TikTok: Virtue of Gen Z, vice of the Trump Administration, and newly declared educational platform. How effectively can an app, notorious for its mindless dance videos, be used for valuable learning experiences?
A glance at TikTok’s website reveals the app’s self-declared mission: “To inspire creativity and bring joy.” However, since the unfolding of the covid-19 pandemic, which has left countless students learning from their living rooms instead of classrooms, TikTok has taken on a different task: Bringing education into students’ (and everyone else’s) homes. With the hashtag #LearnOnTikTok, the app has launched a range of funded educational content, produced by individuals and organisations who have been affected by the pandemic. The long-term goal is to establish a wide base of educators that will permanently make TikTok into a more serious educational portal.

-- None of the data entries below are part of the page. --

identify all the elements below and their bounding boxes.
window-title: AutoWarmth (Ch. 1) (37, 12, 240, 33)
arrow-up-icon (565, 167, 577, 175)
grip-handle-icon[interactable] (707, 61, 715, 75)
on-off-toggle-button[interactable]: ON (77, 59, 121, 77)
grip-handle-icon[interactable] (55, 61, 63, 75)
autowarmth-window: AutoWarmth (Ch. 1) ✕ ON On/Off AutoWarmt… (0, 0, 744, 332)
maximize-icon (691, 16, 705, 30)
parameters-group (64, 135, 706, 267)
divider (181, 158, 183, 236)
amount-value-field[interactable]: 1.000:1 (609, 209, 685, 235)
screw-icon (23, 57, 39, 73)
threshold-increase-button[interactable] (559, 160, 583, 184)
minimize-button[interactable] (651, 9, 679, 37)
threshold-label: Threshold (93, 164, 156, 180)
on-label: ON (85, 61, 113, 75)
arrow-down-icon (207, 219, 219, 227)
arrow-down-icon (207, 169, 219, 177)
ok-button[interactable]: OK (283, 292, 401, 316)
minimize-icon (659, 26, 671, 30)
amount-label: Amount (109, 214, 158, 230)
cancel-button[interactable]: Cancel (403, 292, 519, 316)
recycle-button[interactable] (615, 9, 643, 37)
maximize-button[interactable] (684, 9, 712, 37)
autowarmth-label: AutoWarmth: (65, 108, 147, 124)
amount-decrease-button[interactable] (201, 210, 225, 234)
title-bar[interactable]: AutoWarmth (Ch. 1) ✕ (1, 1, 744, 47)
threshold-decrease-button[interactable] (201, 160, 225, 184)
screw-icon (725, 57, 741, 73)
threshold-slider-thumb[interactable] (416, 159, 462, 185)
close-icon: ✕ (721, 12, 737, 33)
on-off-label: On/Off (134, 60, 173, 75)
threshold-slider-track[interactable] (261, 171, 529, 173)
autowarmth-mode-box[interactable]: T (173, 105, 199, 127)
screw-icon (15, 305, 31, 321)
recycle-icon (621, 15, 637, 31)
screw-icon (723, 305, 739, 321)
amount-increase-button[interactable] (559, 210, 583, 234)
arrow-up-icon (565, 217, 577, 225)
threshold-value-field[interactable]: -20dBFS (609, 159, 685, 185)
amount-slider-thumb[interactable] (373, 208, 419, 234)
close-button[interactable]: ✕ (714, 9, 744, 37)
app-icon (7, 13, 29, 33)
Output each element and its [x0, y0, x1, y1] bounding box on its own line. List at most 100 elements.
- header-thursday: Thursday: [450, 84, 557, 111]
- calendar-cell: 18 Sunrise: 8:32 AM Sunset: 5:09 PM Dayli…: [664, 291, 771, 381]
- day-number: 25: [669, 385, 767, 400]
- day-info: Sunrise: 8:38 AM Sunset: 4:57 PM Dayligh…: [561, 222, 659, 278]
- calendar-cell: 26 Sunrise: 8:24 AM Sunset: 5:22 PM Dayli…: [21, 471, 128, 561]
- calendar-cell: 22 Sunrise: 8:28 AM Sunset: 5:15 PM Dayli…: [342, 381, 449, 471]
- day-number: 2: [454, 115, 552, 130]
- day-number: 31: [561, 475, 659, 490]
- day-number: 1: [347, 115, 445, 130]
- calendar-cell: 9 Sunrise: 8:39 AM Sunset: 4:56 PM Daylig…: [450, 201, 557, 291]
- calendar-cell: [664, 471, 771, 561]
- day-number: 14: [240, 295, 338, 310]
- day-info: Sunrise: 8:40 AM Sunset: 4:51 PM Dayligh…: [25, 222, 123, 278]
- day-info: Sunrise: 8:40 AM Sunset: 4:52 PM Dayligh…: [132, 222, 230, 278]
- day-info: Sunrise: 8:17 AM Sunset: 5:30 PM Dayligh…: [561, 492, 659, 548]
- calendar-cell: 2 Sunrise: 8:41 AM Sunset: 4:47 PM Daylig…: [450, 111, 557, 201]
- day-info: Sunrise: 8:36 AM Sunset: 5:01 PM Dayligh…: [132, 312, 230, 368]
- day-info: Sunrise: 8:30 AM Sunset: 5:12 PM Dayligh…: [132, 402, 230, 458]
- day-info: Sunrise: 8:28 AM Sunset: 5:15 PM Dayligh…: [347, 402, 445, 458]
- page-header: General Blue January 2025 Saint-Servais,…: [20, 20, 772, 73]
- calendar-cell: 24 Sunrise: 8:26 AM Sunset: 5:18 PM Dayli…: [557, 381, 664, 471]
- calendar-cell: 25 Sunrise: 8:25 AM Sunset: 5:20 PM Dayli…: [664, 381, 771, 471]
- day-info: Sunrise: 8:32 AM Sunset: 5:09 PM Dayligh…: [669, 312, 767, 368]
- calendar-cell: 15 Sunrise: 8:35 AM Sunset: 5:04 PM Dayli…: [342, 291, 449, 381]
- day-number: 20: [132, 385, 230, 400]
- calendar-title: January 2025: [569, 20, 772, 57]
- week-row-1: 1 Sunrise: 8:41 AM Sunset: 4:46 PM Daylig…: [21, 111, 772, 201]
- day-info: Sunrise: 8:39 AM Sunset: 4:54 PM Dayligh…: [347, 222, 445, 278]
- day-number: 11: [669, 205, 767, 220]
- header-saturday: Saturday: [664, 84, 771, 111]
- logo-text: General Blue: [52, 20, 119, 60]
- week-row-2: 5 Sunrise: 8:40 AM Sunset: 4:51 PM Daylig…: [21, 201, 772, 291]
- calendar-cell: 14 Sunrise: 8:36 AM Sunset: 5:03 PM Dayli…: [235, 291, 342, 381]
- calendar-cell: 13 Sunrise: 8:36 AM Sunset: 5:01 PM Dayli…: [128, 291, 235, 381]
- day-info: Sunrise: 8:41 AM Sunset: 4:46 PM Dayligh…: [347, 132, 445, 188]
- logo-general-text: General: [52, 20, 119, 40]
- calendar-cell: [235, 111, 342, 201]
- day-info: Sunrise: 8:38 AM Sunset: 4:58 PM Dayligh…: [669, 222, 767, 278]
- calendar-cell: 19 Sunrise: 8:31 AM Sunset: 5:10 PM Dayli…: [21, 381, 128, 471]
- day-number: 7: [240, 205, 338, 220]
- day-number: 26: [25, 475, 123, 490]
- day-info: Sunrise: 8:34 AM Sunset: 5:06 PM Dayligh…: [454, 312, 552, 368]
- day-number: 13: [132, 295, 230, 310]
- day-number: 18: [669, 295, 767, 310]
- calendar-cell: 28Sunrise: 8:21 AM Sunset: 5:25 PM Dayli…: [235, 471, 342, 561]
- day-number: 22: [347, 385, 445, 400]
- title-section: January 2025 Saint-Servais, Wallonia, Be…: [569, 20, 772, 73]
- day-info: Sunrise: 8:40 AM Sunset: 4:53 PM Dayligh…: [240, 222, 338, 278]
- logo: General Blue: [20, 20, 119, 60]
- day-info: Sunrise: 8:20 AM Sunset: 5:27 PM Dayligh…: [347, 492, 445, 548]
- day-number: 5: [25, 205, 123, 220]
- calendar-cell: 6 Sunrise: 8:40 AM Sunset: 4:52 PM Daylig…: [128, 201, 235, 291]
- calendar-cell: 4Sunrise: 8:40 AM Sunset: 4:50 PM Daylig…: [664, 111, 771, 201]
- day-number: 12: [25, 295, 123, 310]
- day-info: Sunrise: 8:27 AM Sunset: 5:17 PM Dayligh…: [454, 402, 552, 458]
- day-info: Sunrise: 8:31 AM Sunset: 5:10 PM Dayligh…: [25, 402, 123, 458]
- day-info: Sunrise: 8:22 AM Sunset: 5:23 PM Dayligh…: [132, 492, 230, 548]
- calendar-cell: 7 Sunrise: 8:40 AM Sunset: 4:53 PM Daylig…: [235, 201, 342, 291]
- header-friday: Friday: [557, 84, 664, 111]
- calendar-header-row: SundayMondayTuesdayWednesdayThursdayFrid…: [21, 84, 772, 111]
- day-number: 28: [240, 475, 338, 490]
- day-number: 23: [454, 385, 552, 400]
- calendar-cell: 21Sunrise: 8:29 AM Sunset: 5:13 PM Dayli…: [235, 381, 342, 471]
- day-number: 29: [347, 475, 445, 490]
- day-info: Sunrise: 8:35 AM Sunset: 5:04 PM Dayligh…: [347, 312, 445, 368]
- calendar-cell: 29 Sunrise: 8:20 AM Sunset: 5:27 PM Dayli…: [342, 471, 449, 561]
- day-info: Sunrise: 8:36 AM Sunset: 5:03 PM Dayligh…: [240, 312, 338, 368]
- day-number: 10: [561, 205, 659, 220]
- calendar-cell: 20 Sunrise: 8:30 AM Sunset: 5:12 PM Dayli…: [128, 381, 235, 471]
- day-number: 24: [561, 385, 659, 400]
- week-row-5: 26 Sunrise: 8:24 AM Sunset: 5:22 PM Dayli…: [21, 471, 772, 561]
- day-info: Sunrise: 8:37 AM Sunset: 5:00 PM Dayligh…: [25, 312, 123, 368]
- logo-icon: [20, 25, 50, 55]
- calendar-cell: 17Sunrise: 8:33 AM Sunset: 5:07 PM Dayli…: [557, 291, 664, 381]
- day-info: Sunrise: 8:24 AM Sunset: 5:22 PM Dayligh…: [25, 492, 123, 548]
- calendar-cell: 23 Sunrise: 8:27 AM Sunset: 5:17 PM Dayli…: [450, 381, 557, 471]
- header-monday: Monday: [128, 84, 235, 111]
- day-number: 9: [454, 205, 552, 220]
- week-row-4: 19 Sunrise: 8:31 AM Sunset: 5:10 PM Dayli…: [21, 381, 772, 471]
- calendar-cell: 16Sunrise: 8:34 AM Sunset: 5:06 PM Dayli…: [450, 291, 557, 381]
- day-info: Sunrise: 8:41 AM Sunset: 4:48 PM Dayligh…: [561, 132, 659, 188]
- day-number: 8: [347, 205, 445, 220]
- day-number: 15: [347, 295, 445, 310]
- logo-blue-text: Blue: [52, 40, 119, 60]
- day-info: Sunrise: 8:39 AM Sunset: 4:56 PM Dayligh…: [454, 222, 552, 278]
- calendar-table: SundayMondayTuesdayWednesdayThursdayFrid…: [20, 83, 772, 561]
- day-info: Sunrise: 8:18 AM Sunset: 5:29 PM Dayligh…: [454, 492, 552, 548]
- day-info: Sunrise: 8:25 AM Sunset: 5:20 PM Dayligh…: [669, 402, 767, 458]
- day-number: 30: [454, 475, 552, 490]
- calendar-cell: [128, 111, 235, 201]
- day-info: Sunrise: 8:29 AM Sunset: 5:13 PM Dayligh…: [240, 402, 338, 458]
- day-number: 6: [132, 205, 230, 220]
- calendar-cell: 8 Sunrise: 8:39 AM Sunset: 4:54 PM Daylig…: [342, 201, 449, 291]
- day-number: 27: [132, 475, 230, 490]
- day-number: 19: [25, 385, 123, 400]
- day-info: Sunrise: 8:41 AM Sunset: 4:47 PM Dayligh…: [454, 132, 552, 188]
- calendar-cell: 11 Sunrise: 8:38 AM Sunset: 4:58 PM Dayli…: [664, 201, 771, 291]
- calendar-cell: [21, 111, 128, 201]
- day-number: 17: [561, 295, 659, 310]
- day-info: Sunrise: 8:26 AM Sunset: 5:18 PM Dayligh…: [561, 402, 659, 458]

Fair enough, TikTok is hopping on the education bandwagon, but how effective can learning through max-60-second videos actually be? And how likely are learning videos to succeed on TikTok?
The concept of microlearning, that is learning by consuming little snippets of knowledge on a regular basis, is no groundbreaking invention by TikTok. In fact, regular input and revision of particular concepts has been understood to be key to increased knowledge retention since the late 19th century. German psychologist Hermann Ebbinghaus determined that, without regular input, over 75% of the newly learned content is forgotten after a week.
But even though regular input is essential for actually remembering previously learned content, it does not replace said previous learning. Formal learning settings allow for exploring topics extensively and provide learners with valuably in-depth knowledge that simply cannot be conferred in a short video. The same applies to corporate learning: Anyone who is familiar with the 70:20:10 model knows that although only 10% of knowledge is acquired in formal settings, those 10% make for an essential knowledge base. Once this basis is there, a majority of learning takes place in the everyday setting of the workplace. Just like FlowShare doesn’t replace software user manuals, TikTok doesn’t replace textbooks. Neither are the proper format for an all-inclusive learning experience. But both, if used appropriately, provide a very valuable addition to the learning process, through digestible nuggets of knowledge.
The Future of Learning on TikTok
Ultimately, whether #LearnOnTikTok becomes the (micro)learning platform that it intends to, depends on those that make use of it: If TikTok’s powerful algorithm learns from its users that they prefer educational content, then they will receive something to learn in return. But in that regard, TikTok doesn’t differ much from other social media platforms. Based on user interaction, such as likes, shares, and comments, the platform’s AI-powered algorithm can derive basic interests and make recommendations accordingly. TikTok’s unique selling point lies elsewhere: Recommendations of videos depend neither on the number of followers the video’s creator has, nor on the success of previous videos.
This means that virtually any video can go viral, depending on nothing but its content combined with other users’ interests. What are good news for aspiring TikTok celebrities, are even better news––at least in the light of this post’s topic––for educational content creators: An explanation of Pythagoras’ theorem is just as likely to go viral as the next big TikTok dance.